On Dec 1, 2003, at 11:09 AM, Biot Olivier wrote:

| Umm... do we really need a GtkCList?

We need some widget to display the packet list.

Whether it should be a GtkClist is another matter. I think that, at some point, it shouldn't be, so that we *can* do the callback stuff.

 The most simple approach would be to
redissect the packets we have to display (get 1st matching packet; dissect
and display while not all visible packets are shown).

A callback-based list display widget could do that - the routine it called to get the column text and color information would dissect the packet to get column data and, if there are color filters, build a protocol tree as well and run the color filters on it.


| Another way to do that would be to have a widget where the row's text
| and color is determined when a row is drawn in the screen, by a
| callback.

If we know that we only have to display a limited number of rows (today's
computer monitors would not display more than 100 rows I think), we may
decide it is acceptable to redissect the visible rows for the colorization.

It probably is acceptable. I infer from Microsoft Network Monitor's behavior and some of its internal APIs for dissectors that it works that way (with some callback scheme).
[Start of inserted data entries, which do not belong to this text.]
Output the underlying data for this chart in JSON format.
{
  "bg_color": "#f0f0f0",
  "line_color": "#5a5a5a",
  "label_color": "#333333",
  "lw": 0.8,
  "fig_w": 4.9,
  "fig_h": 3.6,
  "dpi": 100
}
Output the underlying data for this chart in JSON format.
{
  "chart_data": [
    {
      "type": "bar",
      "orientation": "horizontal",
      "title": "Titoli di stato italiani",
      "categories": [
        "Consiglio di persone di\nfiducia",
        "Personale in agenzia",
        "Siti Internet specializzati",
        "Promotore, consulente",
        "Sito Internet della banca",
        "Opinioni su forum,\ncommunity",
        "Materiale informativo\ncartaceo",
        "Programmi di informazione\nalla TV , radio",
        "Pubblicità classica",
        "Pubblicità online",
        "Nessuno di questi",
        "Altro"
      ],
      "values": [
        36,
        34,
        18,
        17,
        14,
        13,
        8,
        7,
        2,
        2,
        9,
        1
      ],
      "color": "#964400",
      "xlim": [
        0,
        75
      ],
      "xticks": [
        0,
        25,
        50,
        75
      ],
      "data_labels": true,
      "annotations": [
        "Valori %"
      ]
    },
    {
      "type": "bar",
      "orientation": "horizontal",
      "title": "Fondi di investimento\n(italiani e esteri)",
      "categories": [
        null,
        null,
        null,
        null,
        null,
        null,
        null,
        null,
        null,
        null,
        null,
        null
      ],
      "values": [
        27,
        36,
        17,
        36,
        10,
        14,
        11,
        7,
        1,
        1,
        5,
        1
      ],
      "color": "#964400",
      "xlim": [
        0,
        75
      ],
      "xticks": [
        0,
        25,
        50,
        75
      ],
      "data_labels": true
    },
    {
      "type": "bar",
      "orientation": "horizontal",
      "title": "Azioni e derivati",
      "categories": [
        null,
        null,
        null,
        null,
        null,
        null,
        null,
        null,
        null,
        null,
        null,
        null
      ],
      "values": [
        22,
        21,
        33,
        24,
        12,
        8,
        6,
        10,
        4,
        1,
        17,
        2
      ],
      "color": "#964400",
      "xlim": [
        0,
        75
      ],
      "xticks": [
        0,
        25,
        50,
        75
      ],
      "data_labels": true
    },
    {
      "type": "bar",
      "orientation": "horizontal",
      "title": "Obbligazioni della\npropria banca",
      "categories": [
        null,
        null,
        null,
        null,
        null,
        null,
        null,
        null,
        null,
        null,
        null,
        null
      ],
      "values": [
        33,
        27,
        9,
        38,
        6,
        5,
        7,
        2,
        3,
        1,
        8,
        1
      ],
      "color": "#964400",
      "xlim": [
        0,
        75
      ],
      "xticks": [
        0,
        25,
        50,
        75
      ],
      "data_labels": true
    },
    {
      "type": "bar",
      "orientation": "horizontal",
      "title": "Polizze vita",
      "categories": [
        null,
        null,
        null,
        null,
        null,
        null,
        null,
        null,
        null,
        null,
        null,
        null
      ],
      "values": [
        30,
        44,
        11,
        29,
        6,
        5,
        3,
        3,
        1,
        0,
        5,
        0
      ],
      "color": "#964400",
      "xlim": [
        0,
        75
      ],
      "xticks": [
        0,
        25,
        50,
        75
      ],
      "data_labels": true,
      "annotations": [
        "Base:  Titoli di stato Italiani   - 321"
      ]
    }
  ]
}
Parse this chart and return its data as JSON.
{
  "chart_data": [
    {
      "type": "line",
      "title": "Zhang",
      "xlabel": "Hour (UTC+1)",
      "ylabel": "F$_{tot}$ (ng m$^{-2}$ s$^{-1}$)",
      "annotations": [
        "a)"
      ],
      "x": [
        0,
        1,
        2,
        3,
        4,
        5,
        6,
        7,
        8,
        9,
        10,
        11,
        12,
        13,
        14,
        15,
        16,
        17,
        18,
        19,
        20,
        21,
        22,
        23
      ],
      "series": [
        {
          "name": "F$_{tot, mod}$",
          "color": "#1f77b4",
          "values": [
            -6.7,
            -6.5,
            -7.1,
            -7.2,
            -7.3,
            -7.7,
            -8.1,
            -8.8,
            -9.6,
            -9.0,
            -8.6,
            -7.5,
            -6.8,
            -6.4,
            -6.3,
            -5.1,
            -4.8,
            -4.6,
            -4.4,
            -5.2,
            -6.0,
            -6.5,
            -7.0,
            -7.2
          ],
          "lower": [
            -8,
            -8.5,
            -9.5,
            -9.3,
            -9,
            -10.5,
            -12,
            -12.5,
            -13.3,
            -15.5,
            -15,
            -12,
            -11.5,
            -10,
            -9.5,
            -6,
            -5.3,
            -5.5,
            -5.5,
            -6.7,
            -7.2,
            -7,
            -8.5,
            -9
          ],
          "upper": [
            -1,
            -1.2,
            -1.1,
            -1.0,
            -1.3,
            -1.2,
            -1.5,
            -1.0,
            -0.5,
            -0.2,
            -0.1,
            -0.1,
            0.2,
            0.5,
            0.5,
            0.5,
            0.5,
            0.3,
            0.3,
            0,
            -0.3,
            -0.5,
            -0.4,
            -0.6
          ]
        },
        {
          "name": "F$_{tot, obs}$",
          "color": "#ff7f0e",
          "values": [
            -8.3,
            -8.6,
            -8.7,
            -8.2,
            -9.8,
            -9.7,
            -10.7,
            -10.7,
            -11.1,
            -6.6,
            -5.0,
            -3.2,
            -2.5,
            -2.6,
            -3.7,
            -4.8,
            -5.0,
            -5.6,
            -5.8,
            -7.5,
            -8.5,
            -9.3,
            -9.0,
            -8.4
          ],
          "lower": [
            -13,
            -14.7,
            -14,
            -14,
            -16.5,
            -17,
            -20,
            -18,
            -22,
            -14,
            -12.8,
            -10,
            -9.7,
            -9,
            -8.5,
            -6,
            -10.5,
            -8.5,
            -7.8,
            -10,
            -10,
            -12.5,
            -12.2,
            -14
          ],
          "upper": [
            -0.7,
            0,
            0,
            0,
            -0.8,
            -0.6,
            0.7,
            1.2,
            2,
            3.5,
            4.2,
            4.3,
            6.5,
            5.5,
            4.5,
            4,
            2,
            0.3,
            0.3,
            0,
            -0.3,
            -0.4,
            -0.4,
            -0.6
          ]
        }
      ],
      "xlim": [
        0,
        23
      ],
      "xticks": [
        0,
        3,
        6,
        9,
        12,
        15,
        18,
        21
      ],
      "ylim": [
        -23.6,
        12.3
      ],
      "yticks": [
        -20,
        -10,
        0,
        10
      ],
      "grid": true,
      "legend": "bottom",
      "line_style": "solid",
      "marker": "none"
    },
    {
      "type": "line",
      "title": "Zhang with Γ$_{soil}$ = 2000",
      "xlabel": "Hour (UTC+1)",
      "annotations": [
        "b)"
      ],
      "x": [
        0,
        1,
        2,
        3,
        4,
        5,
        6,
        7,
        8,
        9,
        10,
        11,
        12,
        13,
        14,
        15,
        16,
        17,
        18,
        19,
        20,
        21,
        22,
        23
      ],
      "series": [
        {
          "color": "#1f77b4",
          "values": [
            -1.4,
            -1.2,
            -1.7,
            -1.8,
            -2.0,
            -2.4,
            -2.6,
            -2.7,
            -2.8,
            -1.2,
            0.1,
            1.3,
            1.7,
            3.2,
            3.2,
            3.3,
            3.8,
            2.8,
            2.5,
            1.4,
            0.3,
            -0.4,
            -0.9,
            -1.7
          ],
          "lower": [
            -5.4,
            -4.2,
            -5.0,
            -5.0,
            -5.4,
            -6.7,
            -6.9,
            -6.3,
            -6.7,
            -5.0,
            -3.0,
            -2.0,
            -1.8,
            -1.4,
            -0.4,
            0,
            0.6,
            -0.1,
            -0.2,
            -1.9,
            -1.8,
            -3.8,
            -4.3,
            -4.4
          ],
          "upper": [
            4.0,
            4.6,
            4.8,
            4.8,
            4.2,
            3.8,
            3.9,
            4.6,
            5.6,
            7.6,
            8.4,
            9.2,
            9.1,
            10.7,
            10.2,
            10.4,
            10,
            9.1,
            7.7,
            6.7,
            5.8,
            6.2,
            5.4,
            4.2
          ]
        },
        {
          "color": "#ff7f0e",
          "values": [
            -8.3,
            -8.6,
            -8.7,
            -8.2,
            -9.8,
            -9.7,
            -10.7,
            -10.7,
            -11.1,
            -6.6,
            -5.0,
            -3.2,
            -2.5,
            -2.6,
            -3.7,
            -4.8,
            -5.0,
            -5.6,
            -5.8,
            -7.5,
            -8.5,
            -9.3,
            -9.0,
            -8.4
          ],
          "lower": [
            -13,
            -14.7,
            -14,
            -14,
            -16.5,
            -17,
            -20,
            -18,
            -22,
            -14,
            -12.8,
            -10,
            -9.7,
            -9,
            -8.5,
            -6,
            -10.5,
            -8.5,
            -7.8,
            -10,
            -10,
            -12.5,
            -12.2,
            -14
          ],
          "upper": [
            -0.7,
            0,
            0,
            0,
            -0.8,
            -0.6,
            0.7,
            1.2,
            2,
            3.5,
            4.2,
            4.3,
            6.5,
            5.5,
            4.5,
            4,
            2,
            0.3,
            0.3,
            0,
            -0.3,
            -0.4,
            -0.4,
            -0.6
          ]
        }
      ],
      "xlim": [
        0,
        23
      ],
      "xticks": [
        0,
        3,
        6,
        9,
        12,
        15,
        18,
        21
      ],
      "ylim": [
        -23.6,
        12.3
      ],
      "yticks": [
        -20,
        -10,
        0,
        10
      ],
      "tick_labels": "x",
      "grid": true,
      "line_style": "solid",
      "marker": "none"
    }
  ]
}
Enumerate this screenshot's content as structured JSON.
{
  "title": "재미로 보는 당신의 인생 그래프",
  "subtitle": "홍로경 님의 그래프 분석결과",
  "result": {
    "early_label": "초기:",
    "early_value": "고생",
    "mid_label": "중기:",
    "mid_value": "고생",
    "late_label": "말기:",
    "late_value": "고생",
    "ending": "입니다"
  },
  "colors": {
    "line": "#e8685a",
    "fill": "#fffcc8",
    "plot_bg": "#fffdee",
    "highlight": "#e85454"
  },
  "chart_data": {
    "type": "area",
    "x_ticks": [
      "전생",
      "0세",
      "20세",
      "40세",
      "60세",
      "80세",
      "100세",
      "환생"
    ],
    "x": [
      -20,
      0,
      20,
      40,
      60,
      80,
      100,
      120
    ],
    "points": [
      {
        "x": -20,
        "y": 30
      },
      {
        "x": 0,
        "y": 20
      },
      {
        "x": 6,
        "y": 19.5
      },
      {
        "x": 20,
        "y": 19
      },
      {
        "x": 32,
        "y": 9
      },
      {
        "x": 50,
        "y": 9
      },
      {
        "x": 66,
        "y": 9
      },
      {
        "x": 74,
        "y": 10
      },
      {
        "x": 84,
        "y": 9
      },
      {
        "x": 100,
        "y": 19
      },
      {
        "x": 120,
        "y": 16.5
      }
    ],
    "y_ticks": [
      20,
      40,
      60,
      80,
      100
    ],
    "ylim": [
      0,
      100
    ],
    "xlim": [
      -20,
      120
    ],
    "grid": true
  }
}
| The problem with any scheme that does stuff when a row is made visible
| is that it'd require that the packet be dissected when its
| row is drawn
| - which would require that dissection to happen reasonably quickly,
| which would, in turn, require that the data for the packet be read
| reasonably quickly, meaning random access to the capture file be
| reasonably fast.

Ah. That's the major problem I think.

That's the major problem - another potential problem is that "g_node_append()" is, I think, linear in the length of the list to which it's appending, which means that there's some N^2 behavior; this shows up in some very big packets that take many many seconds to be disssected.

Maybe we can save the decoding dictionary in a temporary file at the time we
read the file?

What is the "decoding dictionary"? Do you mean the protocol trees for the packets?